At last, my very first Discworld novel!
After years and years of tiptoeing around Terry Pratchett I have finally decided to take the plunge and unsurprisingly, he did not disappoint. My theory is that if you were to put Neil Gaiman and Douglas Adams into a blender, the Discworld series would come pouring out (that sounded a lot better in my head, my apologies).

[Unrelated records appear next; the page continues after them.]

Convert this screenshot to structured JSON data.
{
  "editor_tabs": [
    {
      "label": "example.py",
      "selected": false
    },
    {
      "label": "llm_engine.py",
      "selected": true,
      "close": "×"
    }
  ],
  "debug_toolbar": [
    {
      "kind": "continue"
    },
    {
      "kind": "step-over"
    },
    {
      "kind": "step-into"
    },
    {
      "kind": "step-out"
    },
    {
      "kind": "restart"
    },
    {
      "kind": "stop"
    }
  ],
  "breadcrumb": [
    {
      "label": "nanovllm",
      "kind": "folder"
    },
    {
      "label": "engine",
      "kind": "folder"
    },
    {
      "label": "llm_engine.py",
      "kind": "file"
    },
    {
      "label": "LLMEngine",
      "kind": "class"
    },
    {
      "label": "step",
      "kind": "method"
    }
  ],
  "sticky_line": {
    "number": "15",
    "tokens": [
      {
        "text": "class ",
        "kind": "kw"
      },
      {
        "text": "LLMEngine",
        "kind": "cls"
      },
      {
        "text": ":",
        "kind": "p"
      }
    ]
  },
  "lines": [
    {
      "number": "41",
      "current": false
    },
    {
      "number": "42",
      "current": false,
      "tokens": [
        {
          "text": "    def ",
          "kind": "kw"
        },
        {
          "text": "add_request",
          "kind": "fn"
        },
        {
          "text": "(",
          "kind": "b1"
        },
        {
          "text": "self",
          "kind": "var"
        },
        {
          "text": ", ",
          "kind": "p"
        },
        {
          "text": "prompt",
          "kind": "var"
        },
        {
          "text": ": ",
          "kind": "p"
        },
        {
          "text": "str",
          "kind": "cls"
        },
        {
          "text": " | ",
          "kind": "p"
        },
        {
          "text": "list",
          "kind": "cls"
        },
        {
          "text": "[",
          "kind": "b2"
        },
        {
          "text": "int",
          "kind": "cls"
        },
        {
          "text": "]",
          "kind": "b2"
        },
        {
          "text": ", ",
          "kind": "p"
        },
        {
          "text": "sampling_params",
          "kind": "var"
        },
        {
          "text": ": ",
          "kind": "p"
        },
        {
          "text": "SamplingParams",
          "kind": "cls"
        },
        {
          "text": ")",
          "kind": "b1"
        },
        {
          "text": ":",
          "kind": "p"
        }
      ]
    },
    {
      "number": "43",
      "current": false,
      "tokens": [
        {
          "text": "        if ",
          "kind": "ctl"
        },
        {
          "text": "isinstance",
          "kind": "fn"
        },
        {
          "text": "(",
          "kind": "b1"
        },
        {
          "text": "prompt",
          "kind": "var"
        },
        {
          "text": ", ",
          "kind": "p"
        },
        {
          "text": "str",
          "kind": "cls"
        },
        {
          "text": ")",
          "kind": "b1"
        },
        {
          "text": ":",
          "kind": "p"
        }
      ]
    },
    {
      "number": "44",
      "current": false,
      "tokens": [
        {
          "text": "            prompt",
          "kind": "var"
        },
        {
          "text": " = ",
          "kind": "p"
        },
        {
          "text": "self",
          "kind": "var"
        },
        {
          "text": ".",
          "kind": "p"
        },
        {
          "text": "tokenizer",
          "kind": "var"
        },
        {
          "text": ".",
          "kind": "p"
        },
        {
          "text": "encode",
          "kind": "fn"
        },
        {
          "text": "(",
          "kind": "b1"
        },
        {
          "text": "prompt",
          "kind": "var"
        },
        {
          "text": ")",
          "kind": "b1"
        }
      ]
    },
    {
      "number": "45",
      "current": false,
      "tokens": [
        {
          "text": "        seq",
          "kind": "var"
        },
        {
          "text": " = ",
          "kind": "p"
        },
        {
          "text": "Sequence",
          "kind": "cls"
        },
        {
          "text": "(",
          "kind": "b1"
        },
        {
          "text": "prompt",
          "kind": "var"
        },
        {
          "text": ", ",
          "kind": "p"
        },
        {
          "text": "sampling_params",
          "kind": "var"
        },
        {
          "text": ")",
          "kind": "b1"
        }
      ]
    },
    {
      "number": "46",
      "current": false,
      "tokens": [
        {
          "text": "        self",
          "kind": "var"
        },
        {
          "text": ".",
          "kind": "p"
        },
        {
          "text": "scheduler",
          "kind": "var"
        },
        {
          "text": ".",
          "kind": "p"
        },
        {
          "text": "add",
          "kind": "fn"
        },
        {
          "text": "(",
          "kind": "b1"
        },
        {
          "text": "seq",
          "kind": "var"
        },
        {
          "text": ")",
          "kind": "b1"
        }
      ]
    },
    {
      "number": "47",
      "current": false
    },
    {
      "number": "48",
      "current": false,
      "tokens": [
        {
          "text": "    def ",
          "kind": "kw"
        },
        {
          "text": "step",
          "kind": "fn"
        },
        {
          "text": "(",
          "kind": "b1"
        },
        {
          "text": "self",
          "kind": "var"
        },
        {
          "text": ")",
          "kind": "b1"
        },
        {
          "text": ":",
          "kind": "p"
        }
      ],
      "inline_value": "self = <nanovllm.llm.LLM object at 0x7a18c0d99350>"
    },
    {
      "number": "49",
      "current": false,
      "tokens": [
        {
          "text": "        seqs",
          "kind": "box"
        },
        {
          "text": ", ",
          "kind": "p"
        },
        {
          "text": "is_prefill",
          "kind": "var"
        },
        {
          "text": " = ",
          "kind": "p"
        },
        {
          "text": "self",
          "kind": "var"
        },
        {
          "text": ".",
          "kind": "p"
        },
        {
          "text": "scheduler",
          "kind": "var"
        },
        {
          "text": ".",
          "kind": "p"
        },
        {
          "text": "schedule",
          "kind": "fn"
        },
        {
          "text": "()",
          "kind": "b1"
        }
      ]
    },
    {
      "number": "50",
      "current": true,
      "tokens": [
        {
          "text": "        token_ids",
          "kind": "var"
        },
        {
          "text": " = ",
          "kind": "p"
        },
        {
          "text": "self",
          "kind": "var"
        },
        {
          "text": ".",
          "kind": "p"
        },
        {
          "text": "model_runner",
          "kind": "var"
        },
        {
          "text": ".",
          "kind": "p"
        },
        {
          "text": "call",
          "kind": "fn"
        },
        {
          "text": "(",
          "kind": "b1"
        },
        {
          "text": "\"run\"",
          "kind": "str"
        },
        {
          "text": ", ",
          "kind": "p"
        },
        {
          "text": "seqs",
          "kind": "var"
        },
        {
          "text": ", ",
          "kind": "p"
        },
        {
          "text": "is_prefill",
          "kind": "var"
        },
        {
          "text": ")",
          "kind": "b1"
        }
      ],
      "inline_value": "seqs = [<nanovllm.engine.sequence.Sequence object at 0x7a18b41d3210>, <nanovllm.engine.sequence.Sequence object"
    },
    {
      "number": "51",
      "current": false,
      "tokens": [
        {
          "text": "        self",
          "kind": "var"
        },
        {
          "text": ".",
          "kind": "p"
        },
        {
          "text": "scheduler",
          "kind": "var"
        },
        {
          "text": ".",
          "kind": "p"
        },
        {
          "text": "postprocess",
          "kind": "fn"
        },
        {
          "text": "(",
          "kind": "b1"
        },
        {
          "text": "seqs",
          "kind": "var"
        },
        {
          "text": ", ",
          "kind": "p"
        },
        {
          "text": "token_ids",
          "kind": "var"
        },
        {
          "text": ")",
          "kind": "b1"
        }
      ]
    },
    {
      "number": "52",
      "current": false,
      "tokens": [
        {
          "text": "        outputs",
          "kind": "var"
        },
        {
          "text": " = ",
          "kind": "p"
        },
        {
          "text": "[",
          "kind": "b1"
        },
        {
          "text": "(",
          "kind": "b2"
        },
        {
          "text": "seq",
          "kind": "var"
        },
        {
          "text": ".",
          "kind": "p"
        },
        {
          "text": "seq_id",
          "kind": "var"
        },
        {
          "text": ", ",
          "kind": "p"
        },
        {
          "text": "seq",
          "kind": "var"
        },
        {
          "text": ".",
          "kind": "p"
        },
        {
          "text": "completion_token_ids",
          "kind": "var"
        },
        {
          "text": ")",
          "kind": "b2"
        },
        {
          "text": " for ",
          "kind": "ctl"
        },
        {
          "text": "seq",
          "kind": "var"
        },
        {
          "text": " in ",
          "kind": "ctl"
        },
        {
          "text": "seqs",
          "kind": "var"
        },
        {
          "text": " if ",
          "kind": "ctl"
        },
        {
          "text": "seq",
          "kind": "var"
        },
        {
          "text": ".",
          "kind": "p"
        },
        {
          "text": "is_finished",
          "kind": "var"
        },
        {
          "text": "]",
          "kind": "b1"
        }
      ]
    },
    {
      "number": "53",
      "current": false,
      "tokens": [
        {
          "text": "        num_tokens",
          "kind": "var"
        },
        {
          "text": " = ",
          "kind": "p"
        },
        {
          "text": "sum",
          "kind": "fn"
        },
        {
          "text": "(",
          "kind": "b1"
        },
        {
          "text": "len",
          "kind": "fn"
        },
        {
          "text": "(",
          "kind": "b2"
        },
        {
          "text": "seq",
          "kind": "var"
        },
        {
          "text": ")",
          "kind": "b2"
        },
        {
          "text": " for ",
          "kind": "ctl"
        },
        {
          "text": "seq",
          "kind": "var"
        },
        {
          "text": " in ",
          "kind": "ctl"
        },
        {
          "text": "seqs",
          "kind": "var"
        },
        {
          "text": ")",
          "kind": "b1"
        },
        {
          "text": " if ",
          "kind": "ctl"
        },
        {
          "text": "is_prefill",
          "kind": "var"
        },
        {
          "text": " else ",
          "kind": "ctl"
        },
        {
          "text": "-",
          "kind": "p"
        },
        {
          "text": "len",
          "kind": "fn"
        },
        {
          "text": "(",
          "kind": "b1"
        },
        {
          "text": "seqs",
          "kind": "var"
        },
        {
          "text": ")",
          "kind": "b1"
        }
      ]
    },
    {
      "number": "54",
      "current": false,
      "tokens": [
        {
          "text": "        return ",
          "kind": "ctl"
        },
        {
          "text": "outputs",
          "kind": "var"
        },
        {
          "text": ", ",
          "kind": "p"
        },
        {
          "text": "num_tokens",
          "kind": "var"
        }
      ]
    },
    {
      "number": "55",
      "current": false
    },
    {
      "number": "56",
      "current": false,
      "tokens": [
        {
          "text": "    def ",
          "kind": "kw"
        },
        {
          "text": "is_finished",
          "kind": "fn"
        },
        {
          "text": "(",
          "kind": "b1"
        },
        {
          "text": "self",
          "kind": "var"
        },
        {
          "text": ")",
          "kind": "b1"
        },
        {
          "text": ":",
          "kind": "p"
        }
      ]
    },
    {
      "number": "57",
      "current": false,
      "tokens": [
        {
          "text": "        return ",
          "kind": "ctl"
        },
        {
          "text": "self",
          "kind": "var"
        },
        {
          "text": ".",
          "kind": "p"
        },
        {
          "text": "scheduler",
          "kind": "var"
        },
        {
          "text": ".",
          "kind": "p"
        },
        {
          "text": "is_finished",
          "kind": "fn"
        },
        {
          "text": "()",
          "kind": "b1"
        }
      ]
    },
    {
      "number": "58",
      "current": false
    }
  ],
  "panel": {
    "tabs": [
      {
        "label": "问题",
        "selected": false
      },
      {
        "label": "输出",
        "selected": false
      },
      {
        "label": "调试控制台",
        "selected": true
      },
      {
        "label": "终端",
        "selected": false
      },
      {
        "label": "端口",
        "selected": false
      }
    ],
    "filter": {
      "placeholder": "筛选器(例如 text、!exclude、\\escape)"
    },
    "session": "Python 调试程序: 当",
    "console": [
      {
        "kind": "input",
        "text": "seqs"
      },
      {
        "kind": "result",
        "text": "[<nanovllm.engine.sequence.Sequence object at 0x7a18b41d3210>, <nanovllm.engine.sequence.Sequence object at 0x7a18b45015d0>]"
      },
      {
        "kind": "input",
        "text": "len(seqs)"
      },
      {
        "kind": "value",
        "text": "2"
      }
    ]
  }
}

First of all, this book is insanely quotable; there is a joke in every other line to the point where you’re just silently smiling and chuckling to yourself throughout the whole thing. On top of that, Pratchett takes every unwritten rule of fiction, crumples it up, and tosses it over his shoulder whilest cheerfully cracking a Dumbo joke. As a result, you never know where the story is going to go and every once in a while something so absurd happens that it gives you narrative whiplash. However, my favourite thing about this book is how inventive it is in its setting: the locations, the religions, the sheer logic (or lack thereof) of the Discworld, it’s just incredible. It baffles me that Pratchett has managed to keep this series going for so long and I’m curious to see if the books are all as imaginative as this one.
The only reason this volume didn’t get five stars was the rushed and frankly not at all statisfying ending. Still, consider me hooked. After all, a writer who manages to get me a little emotional over the fact that Death has started flipping burgers in a back-alley diner must be doing something right.